Le film est d'ailleurs ponctué de scènes fortes, comme la brève rencontre avec cet improbable berger menant ses chèvres dans la garrigue, emmitouflé dans sa capeline et comme évadé d'un conte de Provence ; l'épisode nocturne dans un village où les deux compères louvoient parmi les chiens et les chats errants et finissent par dévaliser la maison d'un mort, veillé par une femme muette qui semble ne même pas les voir, jusqu'à ce que l'un des deux vagabonds mette la main sur une miche de pain, déclenchant un hurlement digne des extraterrestres de L'Invasion des profanateurs de sépulture, mouture Ferrara ; ou encore la bataille dans les champs irrigués où le pilote de l'hélicoptère largue des bombes incendiaires sur les cultures dans un refoulé de la guerre du Vietnam, quitte à perdre quelques fermiers dans l'affaire, pour déloger les deux complices qui s'en sortiront à moitié calcinés.
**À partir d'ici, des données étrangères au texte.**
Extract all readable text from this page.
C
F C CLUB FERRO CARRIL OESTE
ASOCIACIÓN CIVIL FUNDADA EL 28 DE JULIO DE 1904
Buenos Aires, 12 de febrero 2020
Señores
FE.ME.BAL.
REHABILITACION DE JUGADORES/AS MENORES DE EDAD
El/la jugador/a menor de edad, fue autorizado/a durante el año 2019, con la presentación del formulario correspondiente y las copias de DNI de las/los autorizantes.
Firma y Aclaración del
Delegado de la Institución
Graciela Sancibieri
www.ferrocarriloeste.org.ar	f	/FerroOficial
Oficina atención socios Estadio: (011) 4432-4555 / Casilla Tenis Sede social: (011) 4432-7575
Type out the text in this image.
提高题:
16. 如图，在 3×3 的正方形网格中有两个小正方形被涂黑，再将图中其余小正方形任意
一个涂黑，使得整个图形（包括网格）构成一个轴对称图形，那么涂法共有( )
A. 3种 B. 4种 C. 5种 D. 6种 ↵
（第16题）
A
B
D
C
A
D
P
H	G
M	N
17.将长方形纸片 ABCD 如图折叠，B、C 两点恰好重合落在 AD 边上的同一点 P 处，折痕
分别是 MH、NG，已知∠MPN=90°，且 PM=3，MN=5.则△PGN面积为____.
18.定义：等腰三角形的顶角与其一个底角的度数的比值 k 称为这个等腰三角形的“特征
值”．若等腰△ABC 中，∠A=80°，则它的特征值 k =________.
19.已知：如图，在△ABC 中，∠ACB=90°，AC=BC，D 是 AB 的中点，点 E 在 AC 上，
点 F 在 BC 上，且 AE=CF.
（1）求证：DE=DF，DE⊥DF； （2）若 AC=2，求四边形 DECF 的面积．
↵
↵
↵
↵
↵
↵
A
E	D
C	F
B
On regrettera tout de même que les deux personnages principaux, Mac (Robert Shaw) et Ansel (Malcolm McDowell), finalement beaucoup plus consistants que les figures noires qui les harcèlent (le premier est un vieux briscard réactionnaire, solitaire et revanchard qui aime à évoquer sa femme et ses gosses, le second un jeune coureur de jupons plus innocent et plus fragile), peinent à nous conquérir totalement. Certes les épreuves les rapprochent mais certaines scènes auraient dû nous toucher plus directement. Je pense en particulier au monologue tenu par Robert Shaw (co-auteur du scénario) dans la grotte à flanc de montagne où les deux hommes, au bord du délire pour le plus vieux, de la folie pour le jeune qui s’inquiète de devenir un animal, s’abritent de la pluie après avoir traversé un camp ennemi et survécu à l'attaque dans les champs de maïs.
Le jeune Ansel roupille pendant que le vieux Mac se lance dans le récit à battons rompus d'un souvenir de à sa femme, avec lent travelling à l'appui pour le recadrer dans l'image en plein discours, l'autre ne formant plus qu'un vague amas humain tassé dans un coin du cadre. La mise en scène de cette séquence, certes intéressante sur le papier, n'est, à l'image, pas vraiment à la hauteur de celle d'un Resnais sur le monologue de Dussolier au début de Mélo, et le texte dit par Robert Shaw, n'a pas la vigueur de cet autre monologue prononcé par le même comédien dans la scène la plus marquante de Jaws. C'est peut-être cela qui rend la fin de Figures in a Landscape moins mémorable que ce qui la précède, qui vaut tout de même le coup d'oeil !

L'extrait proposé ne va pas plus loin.